So tweeted Etienne Uzac, CEO of IBT Media, over the weekend. He was certainly upstaged Monday afternoon when Jeff Bezos announced he was buying The Washington Post. Still, Newsweek is a big name, especially to be acquired by a company you've probably never heard of. And yet despite his new media property's high profile, Uzac's tweet was a dud, retweeted exactly once, loyally, by the managing editor of IBT's flagship website, IBTimes.com.
Uzac and his co-founder, Jonathan Davis, aspire to leadership of the digital media revolution. Their flagship Website -- International Business Times, at IBTimes.com -- is among the top .02% of the 1,000,000 URLs monitored by Quantcost; it claims an online audience of over 7 million in the U.S. and 13 million worldwide. But when I added Uzac to my Twitter list Monday morning, I became only his 51st follower.
Who are these guys who hope to salvage one of the most storied institutions in American journalism, and so succeed where the Post (which owned Neewsweek for years), Tina Brown and Barry Diller failed?
Uzac, the CEO, turns 30 on August 7, on the one-year anniversary of his Wikipedia listing. He grew up in France and South Africa, carries a French passport, and studied geography and economics at the London School of Economics, where he became entranced with the new globalism. "We talked a lot about how the US and Europe were still rising but not as fast as the BRICS," Uzac tells Fortune. "I saw an opportunity to serve these non-Western countries with great information."
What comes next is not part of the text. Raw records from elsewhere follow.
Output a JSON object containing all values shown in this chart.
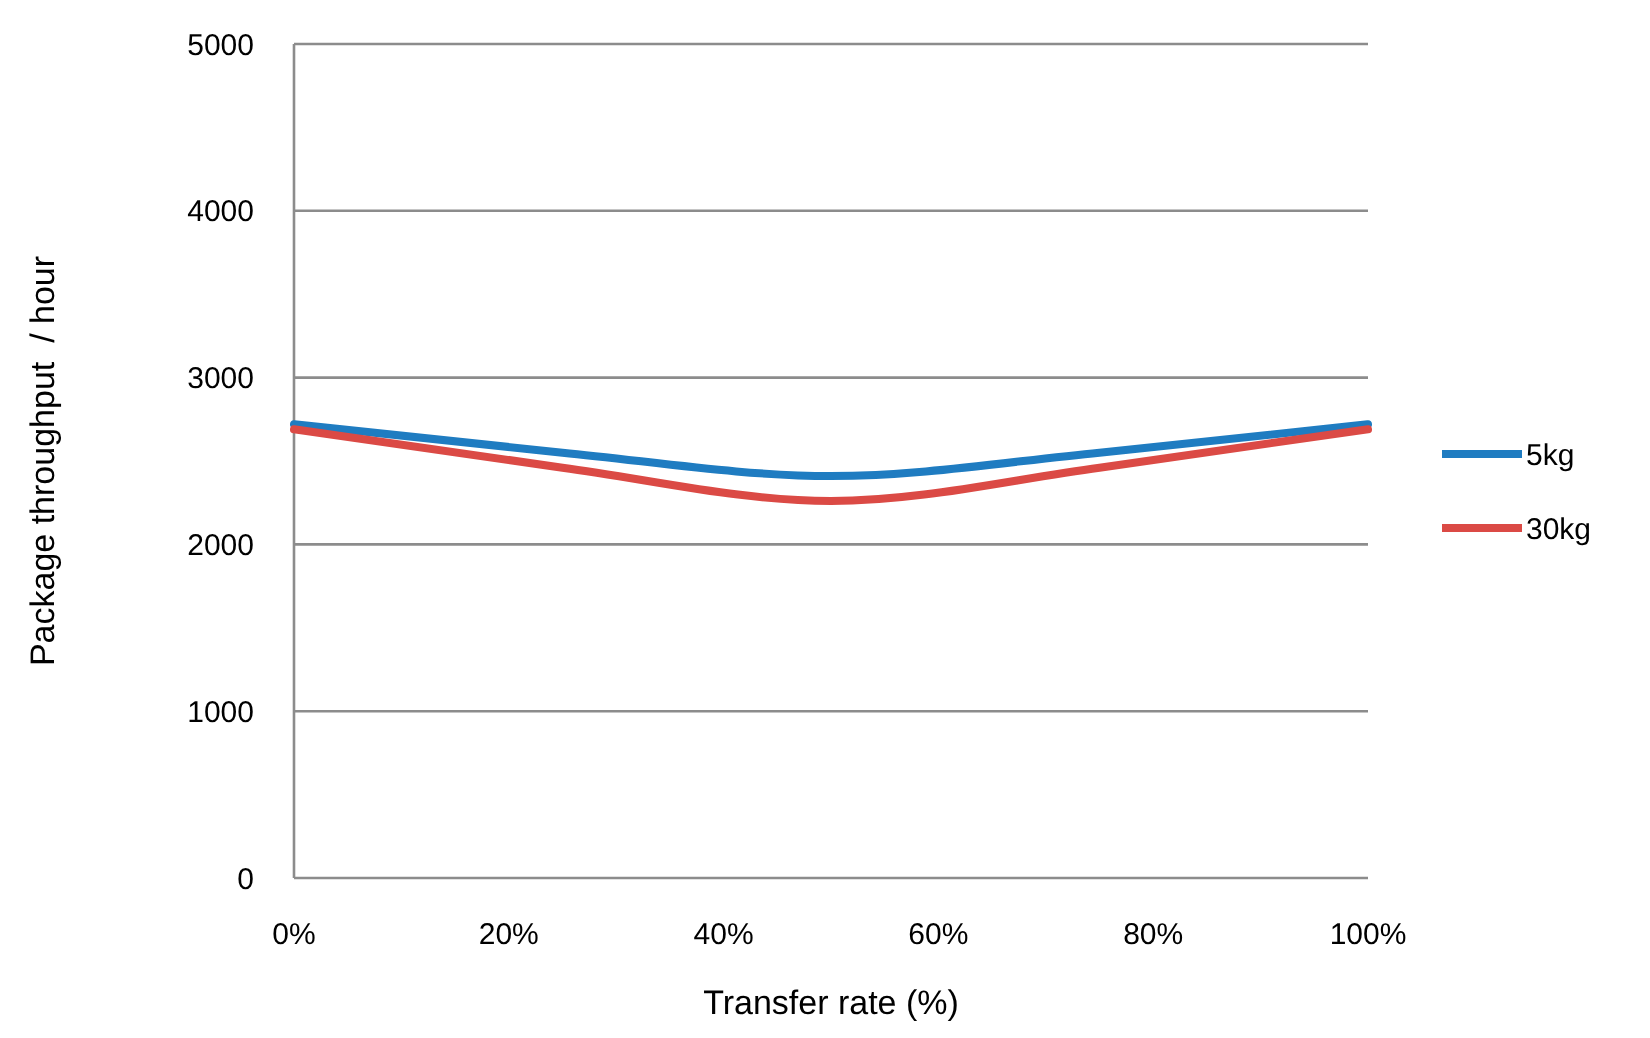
{
  "chart_data": {
    "type": "line",
    "xlabel": "Transfer rate (%)",
    "ylabel": "Package throughput  / hour",
    "x": [
      0,
      25,
      50,
      75,
      100
    ],
    "series": [
      {
        "name": "5kg",
        "color": "#1f7cc1",
        "values": [
          2720,
          2550,
          2410,
          2550,
          2720
        ]
      },
      {
        "name": "30kg",
        "color": "#db4a45",
        "values": [
          2690,
          2460,
          2260,
          2460,
          2690
        ]
      }
    ],
    "xlim": [
      0,
      100
    ],
    "xticks": [
      {
        "value": 0,
        "label": "0%"
      },
      {
        "value": 20,
        "label": "20%"
      },
      {
        "value": 40,
        "label": "40%"
      },
      {
        "value": 60,
        "label": "60%"
      },
      {
        "value": 80,
        "label": "80%"
      },
      {
        "value": 100,
        "label": "100%"
      }
    ],
    "ylim": [
      0,
      5000
    ],
    "yticks": [
      0,
      1000,
      2000,
      3000,
      4000,
      5000
    ],
    "grid": "y",
    "legend": "right",
    "marker": "none",
    "line_style": "solid"
  }
}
His partner and IBT's chief content officer is Jonathan Davis, a 31-year-old American who studied computer engineering as an undergraduate at UCLA and did time in Silicon Valley. (Davis is more popular, he has 77 followers, but he quit tweeting a year ago.) Together they launched what became IBT Media in 2006, with personal savings, a SBA bank loan, and no input, financial or advisory, from VCs. They say they've been profitable since 2010. Headquarters are in New York, with offices in Bangalore, Shanghai and Sidney. Total editorial employees: about 150.
Some reports have tied Uzac and Davis, personally and financially, to David Jang, founder of San Francisco-based Olivet University. Jang is a controversial figure. He may or may not believe that he's the second coming of Christ, according to an investigation by the evangelical magazine Christianity Today, but apparently many of his followers are convinced that he is.